Sayang, aku mencintaimu. Aku sangat mencintaimu karena kamu mencintai Penciptaku melebihi apapun. Aku mencintaimu karena aku tahu kamu mencintaiku. Aku mencintaimu karena aku tahu kamu cinta seseorang yang mencintai ibunya. Aku mencintaimu karena kekuatanmu dalam menghadapi perihnya hidup. Kecintaanmu pada kebenaran. Kebencianmu pada keburukan. Aku mencintaimu karena semua perhatianmu padaku. Apalah aku ini? Sebaik itukah aku, sampai aku dianugerahkan dirimu... Perempuan yang suci pikirannya, menyenangkan perangainya, tulus cintanya, setia rasanya, baik agamanya, cerdas pikirannya.

Melanglang buana aku mencari, meminta dicarikan, dan memohon ini itu padaNya. Namun, Allah menyadarkanku... Kriteria yang kuinginkan bukanlah yang kubutuhkan. Allah mengatur sedemikian rupa agar aku mendapatkanmu.

Allah mengatur segalanya untuk menguji iman dan kesungguhanku dalam beragama, sehingga menjadikanmu istriku. 

Allah sekaligus memberikan rahmat yang begitu besar padaku dengan memberikan salah satu makhluk terbaikNya yang begitu mencintaiNya melebihi apapun. Yang begitu menjaga kesucian hati dan amalnya.

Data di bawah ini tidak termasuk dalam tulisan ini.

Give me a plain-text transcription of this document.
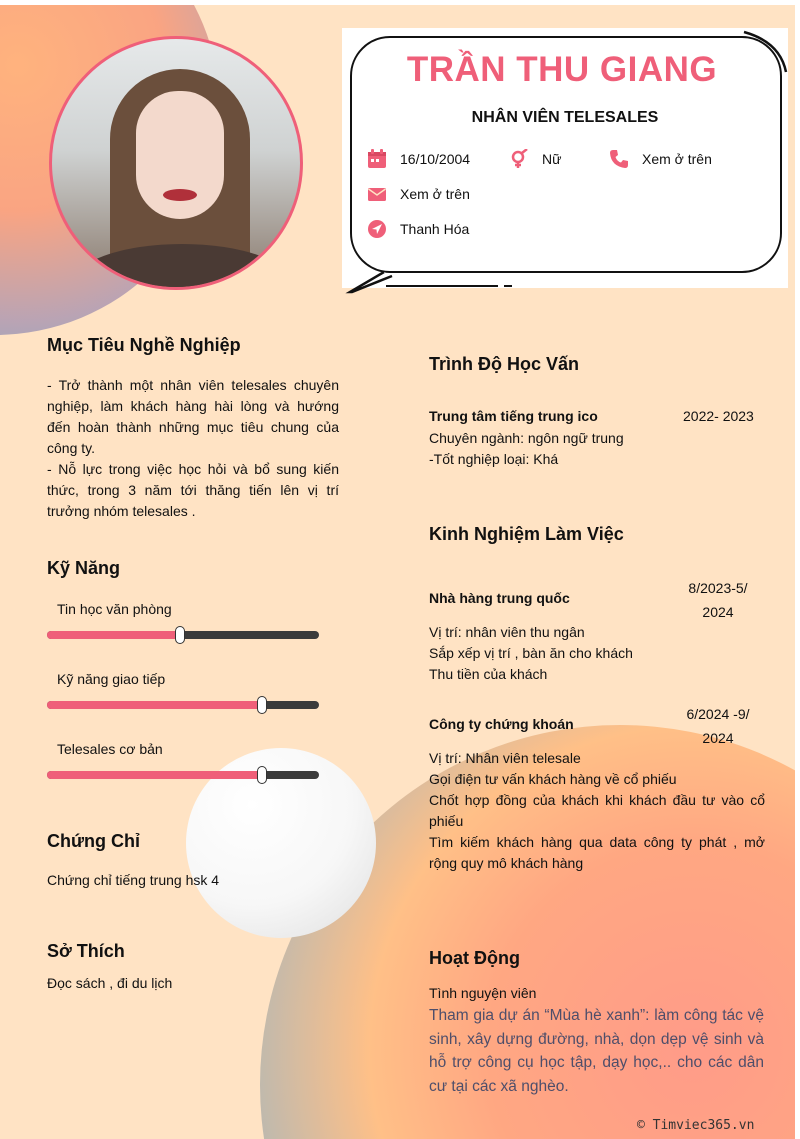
TRẦN THU GIANG
NHÂN VIÊN TELESALES
16/10/2004	Nữ	Xem ở trên
Xem ở trên
Thanh Hóa
Mục Tiêu Nghề Nghiệp
- Trở thành một nhân viên telesales chuyên nghiệp, làm khách hàng hài lòng và hướng đến hoàn thành những mục tiêu chung của công ty.
- Nỗ lực trong việc học hỏi và bổ sung kiến thức, trong 3 năm tới thăng tiến lên vị trí trưởng nhóm telesales .
Kỹ Năng
Tin học văn phòng
Kỹ năng giao tiếp
Telesales cơ bản
Chứng Chỉ
Chứng chỉ tiếng trung hsk 4
Sở Thích
Đọc sách , đi du lịch
Trình Độ Học Vấn
Trung tâm tiếng trung ico	2022- 2023
Chuyên ngành: ngôn ngữ trung
-Tốt nghiệp loại: Khá
Kinh Nghiệm Làm Việc
Nhà hàng trung quốc
8/2023-5/
2024
Vị trí: nhân viên thu ngân
Sắp xếp vị trí , bàn ăn cho khách
Thu tiền của khách
Công ty chứng khoán
6/2024 -9/
2024
Vị trí: Nhân viên telesale
Gọi điện tư vấn khách hàng về cổ phiếu
Chốt hợp đồng của khách khi khách đầu tư vào cổ phiếu
Tìm kiếm khách hàng qua data công ty phát , mở rộng quy mô khách hàng
Hoạt Động
Tình nguyện viên
Tham gia dự án “Mùa hè xanh”: làm công tác vệ sinh, xây dựng đường, nhà, dọn dẹp vệ sinh và hỗ trợ công cụ học tập, dạy học,.. cho các dân cư tại các xã nghèo.
© Timviec365.vn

Yang berusaha kuat menjaga imannya sementara ujian begitu mendera.

Segala rahmat itu aku terima. Rahmat yang begitu luas, mulia, baik, lagi begitu istimewa... Ditujukan padaku.... Makhluk nista, pendosa, dan kotor ini.

Sayang.... Aku mencintaimu karena kamu mencintai Allah melebihi apapun. Semoga kamu bisa mengajariku untuk selalu bisa mencintaiNya melebihi apapun. Sebab, aku adalah seorang pendosa.... Karena sering mencintaimu melebihi apapun.... Astagfirullah....

Aku mencintaimu....

Inilah cerita singkatku mengapa aku bisa mencintaimu.

Jika masih belum cukup alasannya.. Aku pun bingung karena cinta yang kuat.. Datang begitu saja.

Kekasih, kukira hanya cintaku lah yang besar dan lama berada dalam penantian. Mungkin dugaanku ini tidak sepenuhnya benar. Terima kasih karena telah mencintaiku.